Okay, so that’s a story from the bad old days, nearly a quarter of a century ago. So what? We’re getting there, just a moment.
Much of my work these days involves the investments industry, so I’ll deviate into a bit of finance for a moment. I just read an article on The Five Cs of Counterparty Risk which turns out to be Counterparty, Contract, Collateral, Concentrations & Credit analytics. Each of these items can be challenging to describe, measure, assess, etc. on their own. Evaluating all five together is more difficult, but then consider that you might have other contracts with their own Five Cs, and things might not be independent among these contracts. It gets complicated in a hurry.
What does this have to do with database technology? The article mentioned a survey which found “that 70 percent of companies use spreadsheets or internally assembled systems to manage counterparty credit risk.” It would be nice to know the breakout of that 70 percent, but I wouldn’t be surprised if spreadsheets made up the largest part.

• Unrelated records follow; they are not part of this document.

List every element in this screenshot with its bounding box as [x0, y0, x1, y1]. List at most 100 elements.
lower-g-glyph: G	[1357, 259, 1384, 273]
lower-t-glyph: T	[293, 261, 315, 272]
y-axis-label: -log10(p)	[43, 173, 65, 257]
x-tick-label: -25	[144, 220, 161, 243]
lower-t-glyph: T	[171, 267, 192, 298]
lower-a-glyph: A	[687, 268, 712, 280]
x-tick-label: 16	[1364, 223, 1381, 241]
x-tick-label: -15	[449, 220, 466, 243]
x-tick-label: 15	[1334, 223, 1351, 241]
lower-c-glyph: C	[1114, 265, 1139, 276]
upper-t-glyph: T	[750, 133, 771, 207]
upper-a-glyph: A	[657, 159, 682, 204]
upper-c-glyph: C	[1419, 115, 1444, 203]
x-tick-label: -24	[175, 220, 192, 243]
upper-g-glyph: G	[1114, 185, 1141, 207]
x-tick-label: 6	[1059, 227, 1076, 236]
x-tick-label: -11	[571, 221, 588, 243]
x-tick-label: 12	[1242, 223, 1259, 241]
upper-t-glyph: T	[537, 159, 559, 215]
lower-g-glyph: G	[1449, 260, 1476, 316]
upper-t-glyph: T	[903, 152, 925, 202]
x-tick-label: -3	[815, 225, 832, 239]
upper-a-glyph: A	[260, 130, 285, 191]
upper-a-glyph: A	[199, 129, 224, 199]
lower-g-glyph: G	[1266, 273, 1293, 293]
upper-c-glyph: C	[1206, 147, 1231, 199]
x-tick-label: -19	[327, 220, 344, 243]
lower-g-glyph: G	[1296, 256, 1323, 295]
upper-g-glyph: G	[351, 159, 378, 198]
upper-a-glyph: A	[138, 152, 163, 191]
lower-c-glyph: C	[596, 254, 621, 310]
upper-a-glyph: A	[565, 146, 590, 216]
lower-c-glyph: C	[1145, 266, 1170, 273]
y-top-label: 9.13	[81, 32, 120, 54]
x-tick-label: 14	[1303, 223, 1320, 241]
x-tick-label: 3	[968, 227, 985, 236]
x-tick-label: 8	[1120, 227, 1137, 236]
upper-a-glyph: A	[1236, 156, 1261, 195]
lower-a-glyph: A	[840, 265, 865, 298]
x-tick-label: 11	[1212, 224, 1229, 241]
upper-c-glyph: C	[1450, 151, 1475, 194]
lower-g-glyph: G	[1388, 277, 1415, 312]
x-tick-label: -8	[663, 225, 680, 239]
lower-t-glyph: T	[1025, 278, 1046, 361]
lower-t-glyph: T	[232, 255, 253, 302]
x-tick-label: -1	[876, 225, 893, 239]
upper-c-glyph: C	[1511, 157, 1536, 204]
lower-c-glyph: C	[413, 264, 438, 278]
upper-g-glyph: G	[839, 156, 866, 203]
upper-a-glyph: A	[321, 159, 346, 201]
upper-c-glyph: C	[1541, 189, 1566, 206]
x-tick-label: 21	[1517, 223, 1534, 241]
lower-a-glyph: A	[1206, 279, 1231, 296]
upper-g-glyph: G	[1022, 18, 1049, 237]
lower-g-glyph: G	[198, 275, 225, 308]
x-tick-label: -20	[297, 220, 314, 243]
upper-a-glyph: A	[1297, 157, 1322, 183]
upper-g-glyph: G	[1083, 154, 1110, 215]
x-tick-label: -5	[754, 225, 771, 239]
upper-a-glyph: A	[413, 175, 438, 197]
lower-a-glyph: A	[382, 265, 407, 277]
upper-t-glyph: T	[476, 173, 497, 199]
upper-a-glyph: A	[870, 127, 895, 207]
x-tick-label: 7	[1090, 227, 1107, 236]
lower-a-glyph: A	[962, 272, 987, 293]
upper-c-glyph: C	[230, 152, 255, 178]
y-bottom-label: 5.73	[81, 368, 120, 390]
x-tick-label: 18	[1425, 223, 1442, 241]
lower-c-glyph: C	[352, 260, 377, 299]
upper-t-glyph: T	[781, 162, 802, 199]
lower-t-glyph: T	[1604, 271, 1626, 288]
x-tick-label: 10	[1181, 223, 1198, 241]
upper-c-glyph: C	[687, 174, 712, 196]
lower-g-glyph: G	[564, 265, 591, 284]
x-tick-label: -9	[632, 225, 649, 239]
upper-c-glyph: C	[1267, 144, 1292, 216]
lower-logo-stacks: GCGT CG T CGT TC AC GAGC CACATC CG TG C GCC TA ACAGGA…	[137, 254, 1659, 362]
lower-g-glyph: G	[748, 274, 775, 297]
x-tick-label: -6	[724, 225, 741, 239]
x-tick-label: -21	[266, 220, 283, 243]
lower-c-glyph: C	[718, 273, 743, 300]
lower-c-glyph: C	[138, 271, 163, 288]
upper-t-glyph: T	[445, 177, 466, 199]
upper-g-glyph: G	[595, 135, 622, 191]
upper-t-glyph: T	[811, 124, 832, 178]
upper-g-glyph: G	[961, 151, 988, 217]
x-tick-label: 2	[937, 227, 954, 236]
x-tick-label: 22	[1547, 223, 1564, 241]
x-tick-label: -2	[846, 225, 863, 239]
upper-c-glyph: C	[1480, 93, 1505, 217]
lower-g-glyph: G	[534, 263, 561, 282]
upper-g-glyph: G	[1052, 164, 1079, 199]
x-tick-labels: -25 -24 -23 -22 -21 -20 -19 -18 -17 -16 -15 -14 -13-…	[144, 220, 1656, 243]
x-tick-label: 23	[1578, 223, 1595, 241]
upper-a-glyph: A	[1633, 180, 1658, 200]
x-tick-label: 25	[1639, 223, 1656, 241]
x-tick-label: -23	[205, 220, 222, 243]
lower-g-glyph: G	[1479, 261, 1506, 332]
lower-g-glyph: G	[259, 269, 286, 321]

I don’t see the spreadsheets going away. People are excited about Microsoft’s new PowerPivot technology and the idea of tying SQL Server together with Excel. If you generate reports from a database system, I’d be surprised if at least some of them aren’t requested in Excel format. Think you can refuse to produce Excel reports? Then users will go to elaborate means to get data into Excel, perhaps risking the integrity of that data. The reasons users do this are varied. They know Excel and don’t want to learn the interface you’ve provided. The interface you’ve provided doesn’t do what they want. They want to add columns, calculations or charts and it takes the development team too long to add them to reports. And so on.
We can do the data modeling right, properly design the database, get all the application components correct. The output goes into spreadsheets, where columns get added, new calculations are done, data elements are converted to other formats, macros are run, etc. For all we know, this is the actual form that is used for decision making, not the output of our well-designed system. If things go awry, if something looks wrong, someone will say “But it came from the database, it has to be right.”
So what are we to do as data professionals? I appreciate the information wants to be free concept, but just repeating that slogan as we shrug our shoulders is too easy. Without being overly restrictive, can we know what’s happening with data downstream? If we know that, are we prepared to react in a productive manner?